I am unsure as to when the first noteworthy disability related quote was uttered, but I do know that through the years the great and the good (and the not so good) have been unable to resist sharing their views on disability and disabled people. Some of these statements have been thought-provoking and profound; but just as many have been toe-curlingly embarrassing, and it’s easy to imagine the people who said them immediately wishing that the ground would open beneath their feet and swallow them up. So I have taken a few to share with you.
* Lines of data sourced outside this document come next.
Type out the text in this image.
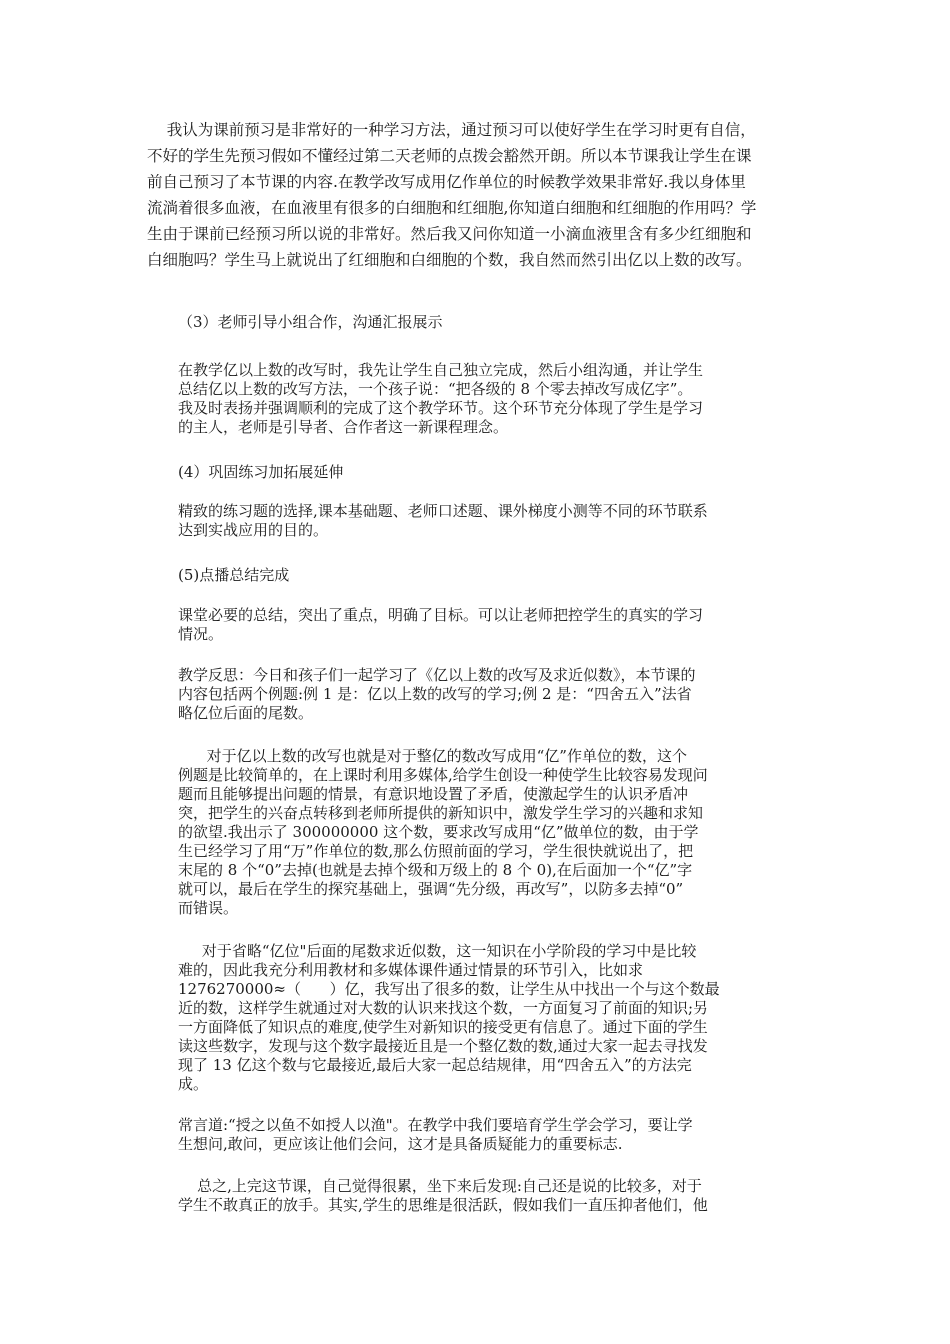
我认为课前预习是非常好的一种学习方法，通过预习可以使好学生在学习时更有自信，
不好的学生先预习假如不懂经过第二天老师的点拨会豁然开朗。所以本节课我让学生在课
前自己预习了本节课的内容.在教学改写成用亿作单位的时候教学效果非常好.我以身体里
流淌着很多血液，在血液里有很多的白细胞和红细胞,你知道白细胞和红细胞的作用吗？学
生由于课前已经预习所以说的非常好。然后我又问你知道一小滴血液里含有多少红细胞和
白细胞吗？学生马上就说出了红细胞和白细胞的个数，我自然而然引出亿以上数的改写。
（3）老师引导小组合作，沟通汇报展示
在教学亿以上数的改写时，我先让学生自己独立完成，然后小组沟通，并让学生
总结亿以上数的改写方法，一个孩子说：“把各级的 8 个零去掉改写成亿字”。
我及时表扬并强调顺利的完成了这个教学环节。这个环节充分体现了学生是学习
的主人，老师是引导者、合作者这一新课程理念。
(4）巩固练习加拓展延伸
精致的练习题的选择,课本基础题、老师口述题、课外梯度小测等不同的环节联系
达到实战应用的目的。
(5)点播总结完成
课堂必要的总结，突出了重点，明确了目标。可以让老师把控学生的真实的学习
情况。
教学反思：今日和孩子们一起学习了《亿以上数的改写及求近似数》，本节课的
内容包括两个例题:例 1 是：亿以上数的改写的学习;例 2 是：“四舍五入”法省
略亿位后面的尾数。
对于亿以上数的改写也就是对于整亿的数改写成用“亿”作单位的数，这个
例题是比较简单的，在上课时利用多媒体,给学生创设一种使学生比较容易发现问
题而且能够提出问题的情景，有意识地设置了矛盾，使激起学生的认识矛盾冲
突，把学生的兴奋点转移到老师所提供的新知识中，激发学生学习的兴趣和求知
的欲望.我出示了 300000000 这个数，要求改写成用“亿”做单位的数，由于学
生已经学习了用“万”作单位的数,那么仿照前面的学习，学生很快就说出了，把
末尾的 8 个“0”去掉(也就是去掉个级和万级上的 8 个 0),在后面加一个“亿”字
就可以，最后在学生的探究基础上，强调“先分级，再改写”，以防多去掉“0”
而错误。
对于省略“亿位"后面的尾数求近似数，这一知识在小学阶段的学习中是比较
难的，因此我充分利用教材和多媒体课件通过情景的环节引入，比如求
1276270000≈（      ）亿，我写出了很多的数，让学生从中找出一个与这个数最
近的数，这样学生就通过对大数的认识来找这个数，一方面复习了前面的知识;另
一方面降低了知识点的难度,使学生对新知识的接受更有信息了。通过下面的学生
读这些数字，发现与这个数字最接近且是一个整亿数的数,通过大家一起去寻找发
现了 13 亿这个数与它最接近,最后大家一起总结规律，用“四舍五入”的方法完
成。
常言道:“授之以鱼不如授人以渔"。在教学中我们要培育学生学会学习，要让学
生想问,敢问，更应该让他们会问，这才是具备质疑能力的重要标志.
总之,上完这节课，自己觉得很累，坐下来后发现:自己还是说的比较多，对于
学生不敢真正的放手。其实,学生的思维是很活跃，假如我们一直压抑者他们，他
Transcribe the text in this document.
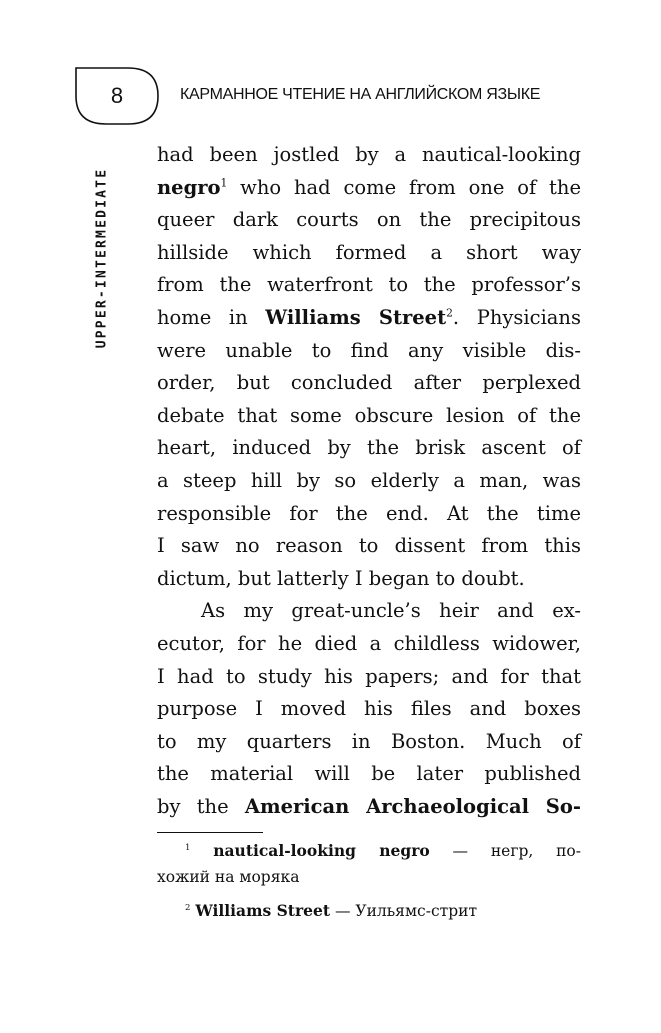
8	КАРМАННОЕ ЧТЕНИЕ НА АНГЛИЙСКОМ ЯЗЫКЕ
UPPER-INTERMEDIATE
had been jostled by a nautical-looking
negro$^1$ who had come from one of the
queer dark courts on the precipitous
hillside which formed a short way
from the waterfront to the professor’s
home in Williams Street$^2$. Physicians
were unable to find any visible dis-
order, but concluded after perplexed
debate that some obscure lesion of the
heart, induced by the brisk ascent of
a steep hill by so elderly a man, was
responsible for the end. At the time
I saw no reason to dissent from this
dictum, but latterly I began to doubt.
As my great-uncle’s heir and ex-
ecutor, for he died a childless widower,
I had to study his papers; and for that
purpose I moved his files and boxes
to my quarters in Boston. Much of
the material will be later published
by the American Archaeological So-
$^1$ nautical-looking negro — негр, по-
хожий на моряка
$^2$ Williams Street — Уильямс-стрит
“The only disability in life is a bad attitude.”
Scott Hamilton

“Disability is a matter of perception. If you can do just one thing well, you’re needed by someone.”
Martina Navratilova

“The invalid is a parasite on society. In a certain state it is indecent to go on living. To vegetate on in cowardly dependence on physicians and medicaments after the meaning of life, the right to life, has been lost ought to entail the profound contempt of society.”
Friedrich Nietzsche

“I count not being able to see as an inconvenience rather than a disability.”
David Blunkett

“You and I have been physically given two hands and two legs and half-decent brains … some people have not been born like that for a reason. The karma is working from another lifetime. What you sow, you have to reap.”
Glenn Hoddle

“We, the one’s who are challenged, need to be heard. To be seen not as a disability, but as a person who has, and will continue to bloom. To be seen not only as a handicap, but as a well intact human being.”
Robert M. Hensel

“The hard reality is this. Society in every nation is still infected by the ancient assumption that people with disabilities are less than fully human and therefore, are not fully eligible for the opportunities which are available to other people as a matter of right.”
Justin Dart

“We all have a disability of some kind; all are lacking in one way or another. Saul has an injury to his leg. What if his personality was deformed? How much worse if his soul was lame? Preachers or teachers look for the good in all of us. (Bless them for doing so.) I don’t see a cripple. I haven’t met anyone yet who isn’t handicapped in some way. So what’s the big deal? Don’t hide your deformity. Wear it like a Purple Heart.”
Georgiann Baldino

“The limits of my language are the limits of my mind. All I know is what I have words for.”
Ludwig Wittgenstein

“Illness or disability takes away a part of your life, but in doing so, it gives you the opportunity to choose the life you will lead, as opposed to living the one you’ve simply accumulated over the years.”
Arthur Frank

“Humanitarianism is the expression of stupidity and cowardice.”